Standalone DFS and Domain DFS
You set up and manage Dfs using the Microsoft Management Console's (MMC's) Distributed File System snap-in. To create a new Dfs root, start the Create New Dfs Root Wizard. The wizard lets you create two Dfs root types: standalone and domain Dfs roots. A standalone Dfs root has some risks associated with it. Users who typically access shared folders by connecting to the Dfs root server lose access if the server becomes unavailable. The shares still exist on the servers on which they physically reside, but because your users access them through the Dfs root, you are vulnerable to a single a point of failure. The Partition Knowledge Table is a repository of information about the Dfs topology and its mappings to physical shares. On a standalone tree topology, the system stores the Partition Knowledge Table in the Registry, so the only way to restore a failed Dfs root is to restore the Registry. When you create a domain Dfs root, the system stores the Partition Knowledge Table in AD, eliminating the single point of failure.

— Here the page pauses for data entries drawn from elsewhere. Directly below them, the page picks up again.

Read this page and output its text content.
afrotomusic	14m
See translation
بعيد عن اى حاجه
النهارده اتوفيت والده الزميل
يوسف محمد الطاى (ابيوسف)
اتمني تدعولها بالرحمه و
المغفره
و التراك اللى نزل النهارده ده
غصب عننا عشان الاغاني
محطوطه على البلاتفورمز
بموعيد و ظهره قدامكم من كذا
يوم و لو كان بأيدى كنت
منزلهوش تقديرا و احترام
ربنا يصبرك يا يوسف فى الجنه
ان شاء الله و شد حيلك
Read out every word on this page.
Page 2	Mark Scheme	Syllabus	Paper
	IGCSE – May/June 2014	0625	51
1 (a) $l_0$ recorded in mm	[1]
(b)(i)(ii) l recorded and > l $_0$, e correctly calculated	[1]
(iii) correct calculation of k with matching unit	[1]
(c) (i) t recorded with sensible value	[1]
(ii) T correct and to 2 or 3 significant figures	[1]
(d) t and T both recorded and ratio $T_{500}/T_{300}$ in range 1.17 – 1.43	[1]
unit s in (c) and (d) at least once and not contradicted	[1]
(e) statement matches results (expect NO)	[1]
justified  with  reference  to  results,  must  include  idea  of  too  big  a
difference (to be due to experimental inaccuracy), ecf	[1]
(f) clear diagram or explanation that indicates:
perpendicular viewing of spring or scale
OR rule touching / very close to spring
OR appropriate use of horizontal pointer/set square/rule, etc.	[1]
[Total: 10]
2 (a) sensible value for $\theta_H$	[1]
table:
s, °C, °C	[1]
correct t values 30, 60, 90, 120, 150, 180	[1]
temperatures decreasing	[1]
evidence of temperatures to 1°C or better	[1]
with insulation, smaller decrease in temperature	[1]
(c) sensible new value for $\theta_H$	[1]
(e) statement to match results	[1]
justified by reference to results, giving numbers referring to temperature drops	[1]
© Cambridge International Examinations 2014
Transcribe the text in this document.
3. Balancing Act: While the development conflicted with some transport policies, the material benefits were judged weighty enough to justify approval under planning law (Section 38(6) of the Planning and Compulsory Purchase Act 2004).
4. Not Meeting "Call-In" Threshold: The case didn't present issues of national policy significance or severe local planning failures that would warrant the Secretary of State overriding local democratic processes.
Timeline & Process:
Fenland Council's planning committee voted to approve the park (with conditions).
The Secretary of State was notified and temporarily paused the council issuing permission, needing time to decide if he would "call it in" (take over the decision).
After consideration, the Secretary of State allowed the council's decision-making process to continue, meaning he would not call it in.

After you establish your initial Dfs root, you can create additional root replicas to provide redundancy for your Dfs tree. You can also create replicas of individual Dfs links to provide redundancy and limited load balancing.

Client Access
Users can type \\server\dfs_root to view the Dfs topology and see a list of all the shares in the tree. When users chose the Dfs link they want to access, the system refers their network client to the physical location of the actual share. To speed access, the client caches the referral so they can bypass the Dfs root the next time they try to access that share. Of course, this feature requires a Dfs-aware network client, which Win2K includes. Windows NT 4.0 Service Pack 3 (SP3) supports access to standalone Dfs roots, as does Windows 98. To allow Windows 95 clients to access Dfs roots and NT 4.0 clients to access to domain Dfs roots, you need the appropriate AD client. To learn how to get the client, visit the Microsoft Web site.